# 2.5 | Infinite Limits

Let $$f$$ be a function defined on an open interval containing $$a$$ with the possible of $$a$$ itself. Then
$$\lim_{x \rightarrow a} f(x) = \infty$$
if all the values of $$f$$ can be made arbitrarily large (as large as we please) by taking $$x$$ sufficiently close to but not equal to $$a$$. Similarly,
$$\lim_{x \rightarrow a} f(x) = – \infty$$
if all the values of $$f$$ can be made as large in absolute value and negative as we please by taking $$x$$ sufficiently close to but not equal to $$a.$$
The line $$x = a$$ is a vertical asymptote of the graph of a function $$f$$ if at least one of the following statements is true:
$$\lim_{x\rightarrow a^-} f(x) = \pm \infty;$$
$$\lim_{x\rightarrow a^+} f(x) = \pm \infty;$$
$$\lim_{x\rightarrow a} f(x) = \pm \infty$$
Let $$f$$ be a function that is defined on an interval $$(a, – \infty).$$ Then the limit of $$f(x)$$ as $$x$$ approaches infinity (increases without bound) is the number $$L,$$ written
$$\lim_{x \rightarrow \infty} f(x) = L$$
if all the values of $$f$$ can be made arbitrarily close to $$L$$ by taking $$x$$ to be sufficiently large.

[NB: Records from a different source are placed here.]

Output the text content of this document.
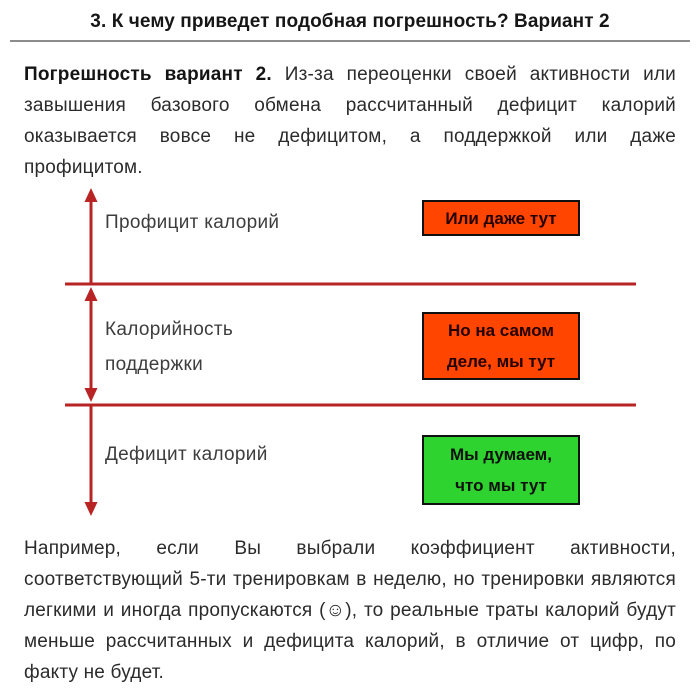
3. К чему приведет подобная погрешность? Вариант 2

Погрешность вариант 2. Из-за переоценки своей активности или завышения базового обмена рассчитанный дефицит калорий оказывается вовсе не дефицитом, а поддержкой или даже профицитом.

Профицит калорий
Калорийность поддержки
Дефицит калорий
Или даже тут
Но на самом деле, мы тут
Мы думаем, что мы тут

Например, если Вы выбрали коэффициент активности, соответствующий 5-ти тренировкам в неделю, но тренировки являются легкими и иногда пропускаются (☺), то реальные траты калорий будут меньше рассчитанных и дефицита калорий, в отличие от цифр, по факту не будет.
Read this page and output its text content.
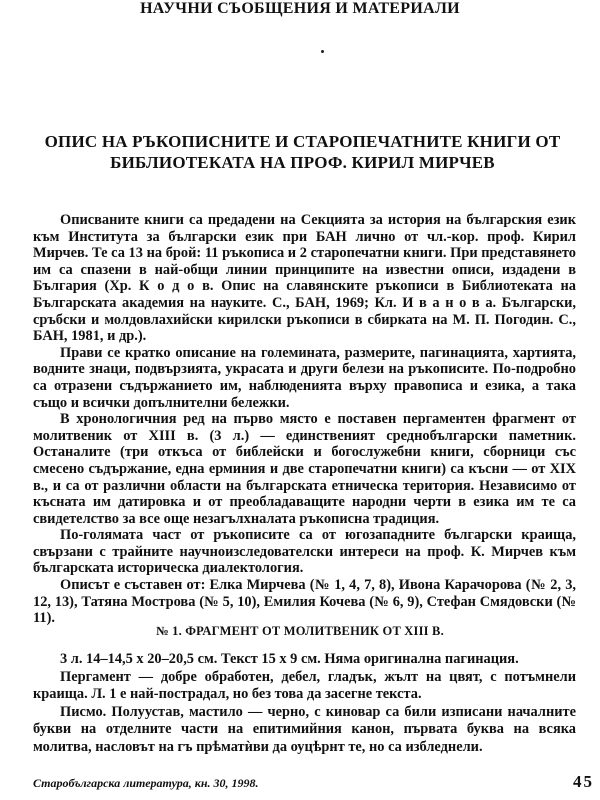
НАУЧНИ СЪОБЩЕНИЯ И МАТЕРИАЛИ
ОПИС НА РЪКОПИСНИТЕ И СТАРОПЕЧАТНИТЕ КНИГИ ОТ БИБЛИОТЕКАТА НА ПРОФ. КИРИЛ МИРЧЕВ

Описваните книги са предадени на Секцията за история на българския език към Института за български език при БАН лично от чл.-кор. проф. Кирил Мирчев. Те са 13 на брой: 11 ръкописа и 2 старопечатни книги. При представянето им са спазени в най-общи линии принципите на известни описи, издадени в България (Хр. К о д о в. Опис на славянските ръкописи в Библиотеката на Българската академия на науките. С., БАН, 1969; Кл. И в а н о в а. Български, сръбски и молдовлахийски кирилски ръкописи в сбирката на М. П. Погодин. С., БАН, 1981, и др.).

Прави се кратко описание на големината, размерите, пагинацията, хартията, водните знаци, подвързията, украсата и други белези на ръкописите. По-подробно са отразени съдържанието им, наблюденията върху правописа и езика, а така също и всички допълнителни бележки.

В хронологичния ред на първо място е поставен пергаментен фрагмент от молитвеник от XIII в. (3 л.) — единственият среднобългарски паметник. Останалите (три откъса от библейски и богослужебни книги, сборници със смесено съдържание, една ерминия и две старопечатни книги) са късни — от XIX в., и са от различни области на българската етническа територия. Независимо от късната им датировка и от преобладаващите народни черти в езика им те са свидетелство за все още незагълхналата ръкописна традиция.

По-голямата част от ръкописите са от югозападните български краища, свързани с трайните научноизследователски интереси на проф. К. Мирчев към българската историческа диалектология.

Описът е съставен от: Елка Мирчева (№ 1, 4, 7, 8), Ивона Карачорова (№ 2, 3, 12, 13), Татяна Мострова (№ 5, 10), Емилия Кочева (№ 6, 9), Стефан Смядовски (№ 11).

№ 1. ФРАГМЕНТ ОТ МОЛИТВЕНИК ОТ XIII В.

3 л. 14–14,5 х 20–20,5 см. Текст 15 х 9 см. Няма оригинална пагинация.

Пергамент — добре обработен, дебел, гладък, жълт на цвят, с потъмнели краища. Л. 1 е най-пострадал, но без това да засегне текста.

Писмо. Полуустав, мастило — черно, с киновар са били изписани началните букви на отделните части на епитимийния канон, първата буква на всяка молитва, насловът на гъ прѣматѝви да оуцѣрнт те, но са избледнели.

Старобългарска литература, кн. 30, 1998.	45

Let $$f$$ be a function that is defined on the interval $$(-\infty, a).$$ Then the limit of $$f(x)$$ as $$x$$ approaches negative infinity (decreases without bound) is the number $$L,$$ written
$$\lim_{x \rightarrow – \infty} f(x) = L$$
if all the values of $$f$$ can be made arbitrarily close to $$L$$ by taking $$x$$ to be sufficiently large in absolute value and negative.
The line $$y = L$$ is a horizontal asymptote of the graph of a function $$f$$ if
$$\lim_{x \rightarrow \infty} f(x) = L$$
or
$$\lim_{x \rightarrow – \infty} f(x) = L$$
(or both).
Let $$r > 0$$ be a rational number. Then
$$\lim_{x \rightarrow \infty} \frac{1}{x^r} = 0$$
Also, if $$x^r$$ is defined for all $$x,$$ then
$$\lim_{x \rightarrow – \infty} \frac{1}{x^r} = 0$$